The article below details the $9 million medical malpractice jury verdict in favor of a man who went to the hospital complaining of neck pain after being involved in a vehicle rollover. He was discharged the same day; returned four days later in extreme pain. This time it was discovered the man had broken his neck and — due to lack of immediate treatment — suffered irreparable nerve damage. The $9 million jury verdict is the largest in state history. The previous record was $1.5 million.

Large jury verdicts threaten the medical malpractice insurance rates of every doctor who practices in the state where the verdict was made. This is because medical malpractice insurance companies need to raise rates in order to have in reserve the amount needed to payout large claims. If the previous record verdict was $1.5 million, the companies will collect premiums in keeping with that record verdict. Now that the bar has been raised, those same companies need to worry about keeping reserves for other such high-dollar claims.

This is the intellectually honest argument for non-economic damage caps. If a state sets a damage cap at $1 million, for example, insurance companies will not need to keep as high of reserves. Without such a cap, and a $9 million verdict on the books, a prudent insurance company is going to keep a much higher reserve level, raising premiums in order to raise reserves.

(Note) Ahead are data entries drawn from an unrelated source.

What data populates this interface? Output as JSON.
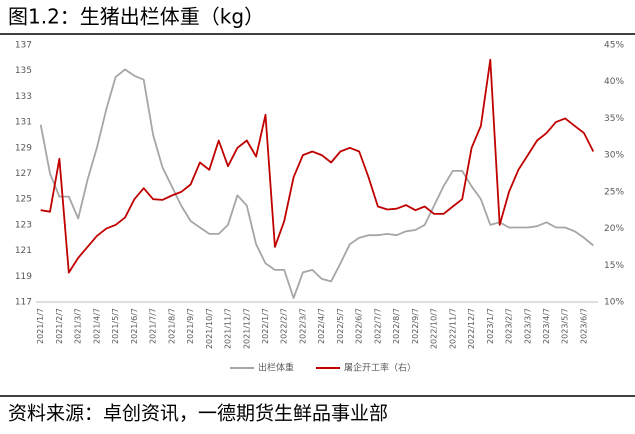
{
  "chart_data": {
    "type": "line",
    "title": "图1.2：生猪出栏体重（kg）",
    "source": "资料来源：卓创资讯，一德期货生鲜品事业部",
    "categories": [
      "2021/1/7",
      null,
      "2021/2/7",
      null,
      "2021/3/7",
      null,
      "2021/4/7",
      null,
      "2021/5/7",
      null,
      "2021/6/7",
      null,
      "2021/7/7",
      null,
      "2021/8/7",
      null,
      "2021/9/7",
      null,
      "2021/10/7",
      null,
      "2021/11/7",
      null,
      "2021/12/7",
      null,
      "2022/1/7",
      null,
      "2022/2/7",
      null,
      "2022/3/7",
      null,
      "2022/4/7",
      null,
      "2022/5/7",
      null,
      "2022/6/7",
      null,
      "2022/7/7",
      null,
      "2022/8/7",
      null,
      "2022/9/7",
      null,
      "2022/10/7",
      null,
      "2022/11/7",
      null,
      "2022/12/7",
      null,
      "2023/1/7",
      null,
      "2023/2/7",
      null,
      "2023/3/7",
      null,
      "2023/4/7",
      null,
      "2023/5/7",
      null,
      "2023/6/7",
      null
    ],
    "series": [
      {
        "name": "出栏体重",
        "color": "#a6a6a6",
        "axis": "y",
        "values": [
          130.8,
          127,
          125.2,
          125.2,
          123.5,
          126.5,
          129,
          132,
          134.5,
          135.1,
          134.6,
          134.3,
          130,
          127.5,
          126,
          124.5,
          123.3,
          122.8,
          122.3,
          122.3,
          123,
          125.3,
          124.5,
          121.5,
          120,
          119.5,
          119.5,
          117.3,
          119.3,
          119.5,
          118.8,
          118.6,
          120,
          121.5,
          122,
          122.2,
          122.2,
          122.3,
          122.2,
          122.5,
          122.6,
          123,
          124.5,
          126,
          127.2,
          127.2,
          126,
          125,
          123,
          123.2,
          122.8,
          122.8,
          122.8,
          122.9,
          123.2,
          122.8,
          122.8,
          122.5,
          122,
          121.4
        ]
      },
      {
        "name": "屠企开工率（右）",
        "color": "#c00000",
        "axis": "y2",
        "values": [
          22.5,
          22.3,
          29.5,
          14,
          16,
          17.5,
          19,
          20,
          20.5,
          21.5,
          24,
          25.5,
          24,
          23.9,
          24.5,
          25,
          26,
          29,
          28,
          32,
          28.5,
          31,
          32,
          29.8,
          35.5,
          17.5,
          21,
          27,
          30,
          30.5,
          30,
          29,
          30.5,
          31,
          30.5,
          27,
          23,
          22.6,
          22.7,
          23.2,
          22.5,
          23,
          22,
          22,
          23,
          24,
          31,
          34,
          43,
          20.5,
          25,
          28,
          30,
          32,
          33,
          34.5,
          35,
          34,
          33,
          30.5
        ]
      }
    ],
    "ylim": [
      117,
      137
    ],
    "yticks": [
      117,
      119,
      121,
      123,
      125,
      127,
      129,
      131,
      133,
      135,
      137
    ],
    "y2lim": [
      10,
      45
    ],
    "y2ticks": [
      {
        "value": 10,
        "label": "10%"
      },
      {
        "value": 15,
        "label": "15%"
      },
      {
        "value": 20,
        "label": "20%"
      },
      {
        "value": 25,
        "label": "25%"
      },
      {
        "value": 30,
        "label": "30%"
      },
      {
        "value": 35,
        "label": "35%"
      },
      {
        "value": 40,
        "label": "40%"
      },
      {
        "value": 45,
        "label": "45%"
      }
    ]
  }
}
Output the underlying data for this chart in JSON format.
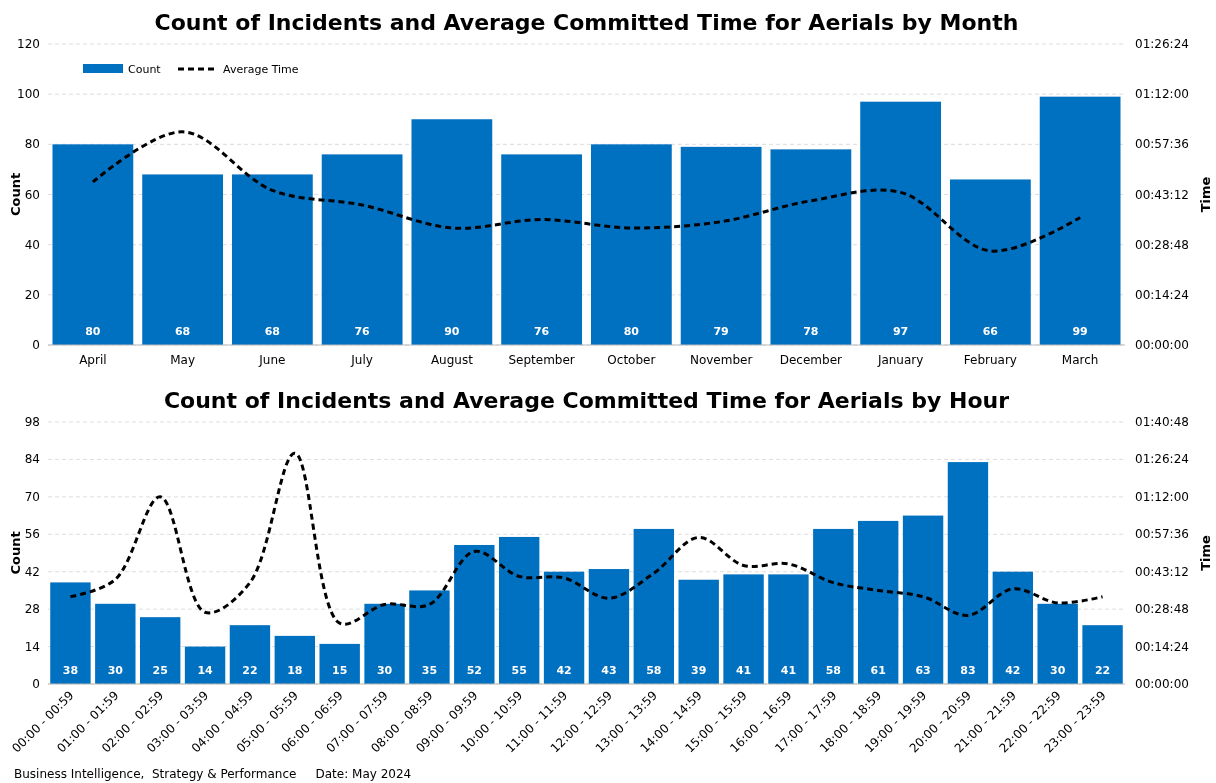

This jury verdict is unfortunate as Wyoming’s largest insurer of medical liability had decreased its rates by as much as 16 percent for some specialties in 2011; its second largest insurer of medical liability had decreased its rates by as much as 18 percent the year before. I would not be surprised if that downward trend reversed itself in the coming years.

The Associated Press

8:51 a.m. CST, November 14, 2011

GILLETTE, Wyo. – A $9 million medical malpractice verdict in the case of an oil-field worker with a broken neck is thought to be the largest in Wyoming history. The Casper Star-Tribune reports Sunday that the award against Campbell County Memorial Hospital in Gillette far eclipses the state’s previous medical malpractice high of $1.5 million.